Department of Philosophy, University of Rome "La Sapienza", Rome, Italy.
Artif Intell Med. 2011 Jul;52(3):123-39. doi: 10.1016/j.artmed.2011.04.002. Epub 2011 May 28.
The aim of this paper is to study the feasibility and the performance of some classifier systems belonging to family of instance-based (IB) learning as second-opinion diagnostic tools and as tools for the knowledge extraction phase in the process of knowledge discovery in clinical databases.
We consider three clinical databases: one relating to the differential diagnosis of erythemato-squamous diseases, the second to the diagnosis of the onset of diabetes mellitus and the third dealing with a problem of diagnostic imaging in nuclear cardiology. We apply five IB classifiers to each database; two are based on exemplars, one is based on prototypes and two are hybrid. One of the latter classifiers is a new classifier introduced here and is called prototype exemplar learning classifier (PEL-C). We use cross-validation techniques to evaluate and compare the performances of several classifier systems as diagnostic tools, considering indexes such as accuracy, sensitivity, specificity, and conciseness of class representations. Moreover we analyze the number and the type of instances that represent the diagnostic classes learnt by each classifier to evaluate and compare their knowledge extraction capabilities.

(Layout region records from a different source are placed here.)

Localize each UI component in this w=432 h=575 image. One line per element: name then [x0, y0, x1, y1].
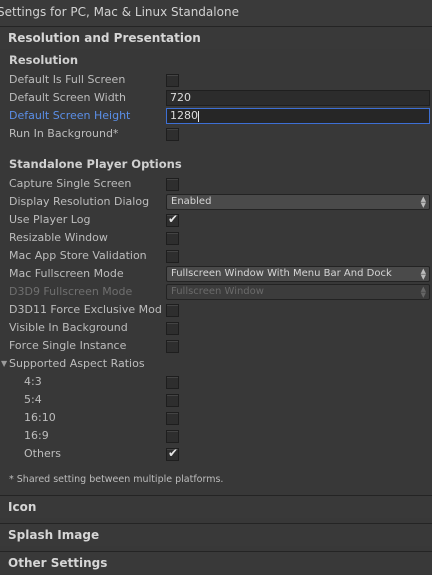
d3d9-fullscreen-mode-value: Fullscreen Window: [171, 286, 264, 297]
display-resolution-dialog-dropdown[interactable]: Enabled ▲ ▼: [166, 194, 430, 210]
run-in-background-checkbox[interactable]: [166, 128, 179, 141]
section-resolution-presentation-label: Resolution and Presentation: [8, 31, 201, 45]
force-single-instance-label: Force Single Instance: [9, 339, 127, 352]
capture-single-screen-checkbox[interactable]: [166, 178, 179, 191]
text-caret: [198, 111, 199, 122]
aspect-16-9-checkbox[interactable]: [166, 430, 179, 443]
mac-fullscreen-mode-value: Fullscreen Window With Menu Bar And Dock: [171, 268, 392, 279]
display-resolution-dialog-label: Display Resolution Dialog: [9, 195, 150, 208]
use-player-log-checkbox[interactable]: ✔: [166, 212, 179, 227]
default-screen-width-field[interactable]: 720: [166, 90, 430, 106]
d3d9-fullscreen-mode-dropdown: Fullscreen Window ▲ ▼: [166, 284, 430, 300]
resizable-window-label: Resizable Window: [9, 231, 108, 244]
window-titlebar: Settings for PC, Mac & Linux Standalone: [0, 0, 432, 26]
mac-app-store-validation-checkbox[interactable]: [166, 250, 179, 263]
section-splash-image-label: Splash Image: [8, 528, 100, 542]
aspect-5-4-checkbox[interactable]: [166, 394, 179, 407]
shared-setting-footnote: * Shared setting between multiple platfo…: [9, 474, 224, 485]
aspect-4-3-checkbox[interactable]: [166, 376, 179, 389]
aspect-16-10-checkbox[interactable]: [166, 412, 179, 425]
default-full-screen-label: Default Is Full Screen: [9, 73, 126, 86]
mac-fullscreen-mode-label: Mac Fullscreen Mode: [9, 267, 124, 280]
supported-aspect-ratios-label[interactable]: Supported Aspect Ratios: [9, 357, 145, 370]
resolution-heading: Resolution: [9, 53, 79, 67]
visible-in-background-label: Visible In Background: [9, 321, 128, 334]
run-in-background-label: Run In Background*: [9, 127, 119, 140]
dropdown-arrow-icon: ▲ ▼: [420, 267, 426, 281]
aspect-others-checkbox[interactable]: ✔: [166, 446, 179, 461]
default-screen-height-value: 1280: [170, 109, 198, 122]
section-other-settings[interactable]: Other Settings: [0, 551, 432, 574]
section-resolution-presentation[interactable]: Resolution and Presentation: [0, 26, 432, 49]
default-screen-width-label: Default Screen Width: [9, 91, 126, 104]
aspect-4-3-label: 4:3: [24, 375, 42, 388]
d3d11-force-exclusive-checkbox[interactable]: [166, 304, 179, 317]
aspect-others-label: Others: [24, 447, 61, 460]
dropdown-arrow-icon: ▲ ▼: [420, 285, 426, 299]
mac-fullscreen-mode-dropdown[interactable]: Fullscreen Window With Menu Bar And Dock…: [166, 266, 430, 282]
resizable-window-checkbox[interactable]: [166, 232, 179, 245]
d3d9-fullscreen-mode-label: D3D9 Fullscreen Mode: [9, 285, 133, 298]
use-player-log-label: Use Player Log: [9, 213, 91, 226]
mac-app-store-validation-label: Mac App Store Validation: [9, 249, 147, 262]
section-icon-label: Icon: [8, 500, 37, 514]
aspect-16-10-label: 16:10: [24, 411, 56, 424]
check-icon: ✔: [168, 212, 179, 226]
check-icon: ✔: [168, 446, 179, 460]
d3d11-force-exclusive-label: D3D11 Force Exclusive Mod: [9, 303, 162, 316]
capture-single-screen-label: Capture Single Screen: [9, 177, 132, 190]
section-other-settings-label: Other Settings: [8, 556, 108, 570]
dropdown-arrow-icon: ▲ ▼: [420, 195, 426, 209]
section-splash-image[interactable]: Splash Image: [0, 523, 432, 546]
default-screen-width-value: 720: [170, 91, 191, 104]
aspect-16-9-label: 16:9: [24, 429, 49, 442]
visible-in-background-checkbox[interactable]: [166, 322, 179, 335]
default-screen-height-label: Default Screen Height: [9, 109, 131, 122]
standalone-options-heading: Standalone Player Options: [9, 157, 182, 171]
default-full-screen-checkbox[interactable]: [166, 74, 179, 87]
section-icon[interactable]: Icon: [0, 495, 432, 518]
default-screen-height-field[interactable]: 1280: [166, 108, 430, 124]
display-resolution-dialog-value: Enabled: [171, 196, 212, 207]
foldout-triangle-icon[interactable]: ▼: [1, 359, 7, 368]
aspect-5-4-label: 5:4: [24, 393, 42, 406]
force-single-instance-checkbox[interactable]: [166, 340, 179, 353]
window-title: Settings for PC, Mac & Linux Standalone: [0, 5, 239, 19]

An examination of the experimental results shows that classifiers with the best classification performances are the optimized k-nearest neighbour classifier (k-NNC) and PEL-C. The k-NNC uses the highest number of representative instances, 100% of the entire database, whereas PEL-C uses a far lesser number of representative instances: equal, on the average, to the 3% of the database. As tools for knowledge extraction, we interpret the kind of class representations obtained by IB classifiers as a form of nosological knowledge. Additionally, we report the most interesting diagnostic class representations to be those extracted by PEL-C because they are composed of a mixture of abstracted prototypical cases (syndromes) and selected atypical clinical cases.

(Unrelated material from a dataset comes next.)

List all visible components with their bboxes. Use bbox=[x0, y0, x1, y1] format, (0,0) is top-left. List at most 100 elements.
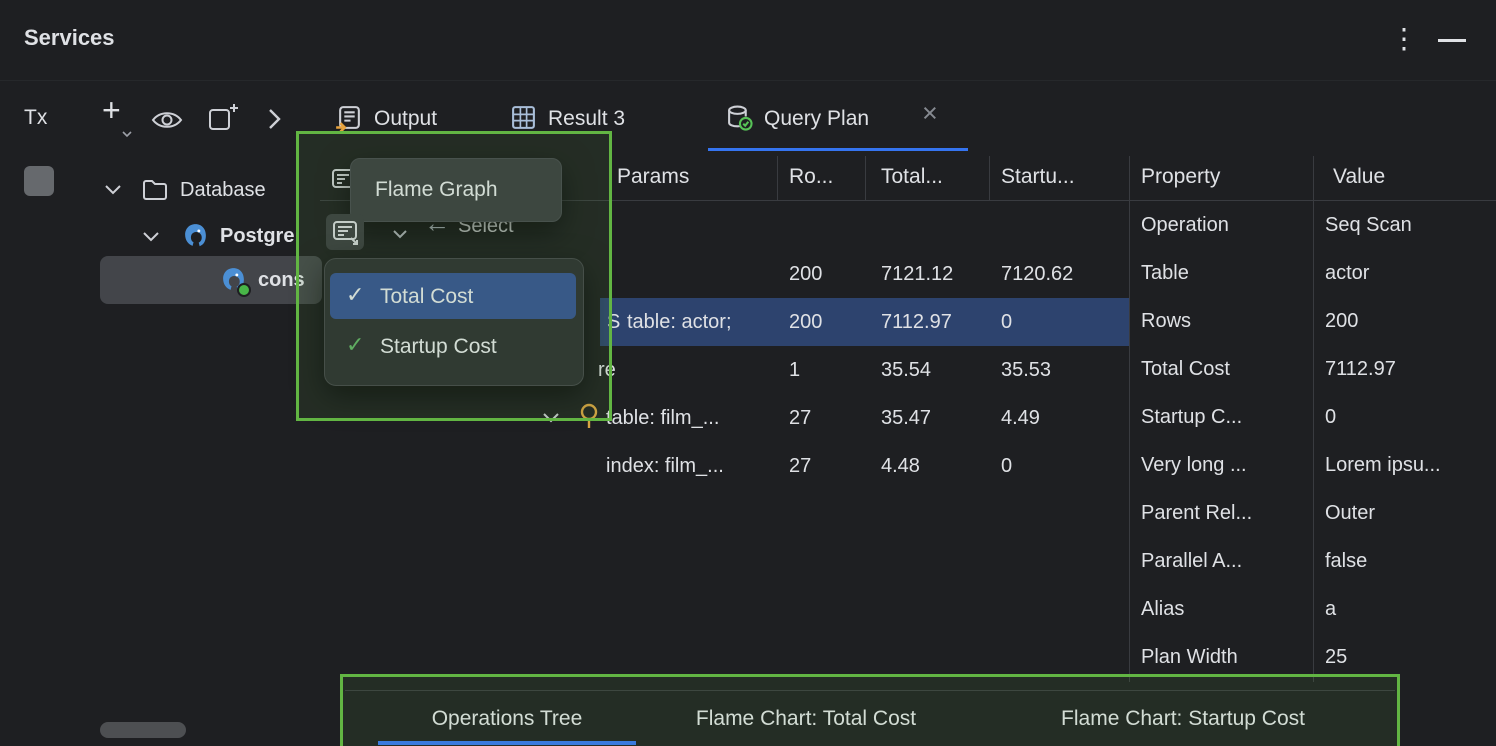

This study shows that IB methods - most notably, the optimized k-NNC and the PEL-C - can be used and may be advantageous for clinical decision support systems and that IB classifiers can be used for nosological knowledge extraction. Because PEL-C uses more compact and potentially meaningful class descriptions, it is preferable when the diagnostic problem at-hand needs smaller storage space or for knowledge extraction itself. The complexity and responsibility of diagnostic practice requires that these results be confirmed further within other clinical domains.
本文旨在研究几种基于实例(IB)学习的分类器系统作为辅助诊断工具的可行性和性能,以及作为从临床数据库中发现知识的知识提取阶段的工具。
我们考虑了三个临床数据库:一个与红斑鳞屑性疾病的鉴别诊断有关,另一个与糖尿病发病的诊断有关,第三个与核心脏病学的诊断成像问题有关。我们将五种 IB 分类器应用于每个数据库;其中两个基于示例,一个基于原型,两个是混合的。其中一个混合分类器是这里引入的新分类器,称为原型示例学习分类器(PEL-C)。我们使用交叉验证技术来评估和比较几种分类器系统作为诊断工具的性能,考虑的指标包括准确性、敏感性、特异性和类表示的简洁性。此外,我们分析了每个分类器学习的诊断类表示的实例数量和类型,以评估和比较它们的知识提取能力。
对实验结果的分析表明,分类性能最好的分类器是优化的 K-最近邻分类器(k-NNC)和 PEL-C。k-NNC 使用了最多的代表实例,占整个数据库的 100%,而 PEL-C 使用的代表实例要少得多:平均相当于数据库的 3%。作为知识提取工具,我们将 IB 分类器获得的类表示解释为一种分类学知识的形式。此外,我们报告说,最有趣的诊断类表示是由 PEL-C 提取的,因为它们由混合的抽象原型病例(综合征)和选择的非典型临床病例组成。
本研究表明,IB 方法 - 尤其是优化的 k-NNC 和 PEL-C - 可用于临床决策支持系统,并可用于提取分类学知识。由于 PEL-C 使用更紧凑和潜在有意义的类描述,因此在当前诊断问题需要较小的存储空间或用于知识提取本身时,它更可取。诊断实践的复杂性和责任要求在其他临床领域进一步确认这些结果。